Income – Driven Repayment
The 1st student loan repayment option that I want to go over is the income-driven repayment. If your loan payments are high compared to your income, you may want to try one of the income-driven repayment plans. There are four plans that you can apply for, see this infographic/guide for more information. They are the revised pay as you earn repayment plan, pay as you earn repayment plan, income-based repayment plan, and income-contingent repayment plan. The plans are all a little different. You can get more in-depth info on them at Studentaid.ed.gov
Student Loan Refinancing
The 2nd student loan repayment option is to look into refinancing your student loans. If your interest rates are high, you may want to find another company to refinance your student loans. Refinancing can help lower your interest rates thus reducing your monthly payments. That will allow you to save money and pay the loans off quicker. There are several companies to choose from, including SoFi, Citizens Bank, Earnest, LendKey, U-fi Student Loans, and DRB (see full list). Once you find one that you like, apply to them. If you’re approved, start making those payments and watch the extra money that you will save.
Federal Student Loan Consolidation
The final student loan repayment option is called federal student loan consolidation.
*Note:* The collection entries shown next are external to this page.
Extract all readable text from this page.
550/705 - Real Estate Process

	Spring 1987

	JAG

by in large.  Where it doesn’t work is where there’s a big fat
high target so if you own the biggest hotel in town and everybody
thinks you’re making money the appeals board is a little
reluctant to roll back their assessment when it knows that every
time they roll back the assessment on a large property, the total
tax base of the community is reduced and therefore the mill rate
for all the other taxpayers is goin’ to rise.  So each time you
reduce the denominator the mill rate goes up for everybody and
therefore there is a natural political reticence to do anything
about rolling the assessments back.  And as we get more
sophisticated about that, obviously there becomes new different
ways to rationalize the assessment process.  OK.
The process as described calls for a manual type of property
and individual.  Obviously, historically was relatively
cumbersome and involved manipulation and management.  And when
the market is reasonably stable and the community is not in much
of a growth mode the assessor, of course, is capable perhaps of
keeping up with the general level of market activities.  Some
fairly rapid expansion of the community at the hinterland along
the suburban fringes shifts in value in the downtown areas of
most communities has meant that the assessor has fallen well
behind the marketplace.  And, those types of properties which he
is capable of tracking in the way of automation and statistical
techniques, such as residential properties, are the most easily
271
Consolidation is when you take one loan and pay off the others. Once you do that, you will make a single monthly payment instead of multiple ones. Loan consolidation can lower your payments and also give you up to 30 years to repay your loan. Before you apply for loan consolidation make sure that it’s the smartest choice for you, see this infographic/guide for more information. If you extend your payments for too many years, you could pay more money than you originally had to.
Paying student loan debt isn’t the easiest. A lot of people struggle with large payments. At least, there are options like the income-driven repayment plan, student loan refinancing and student loan consolidation options. Make sure that you do your research and then choose the best one.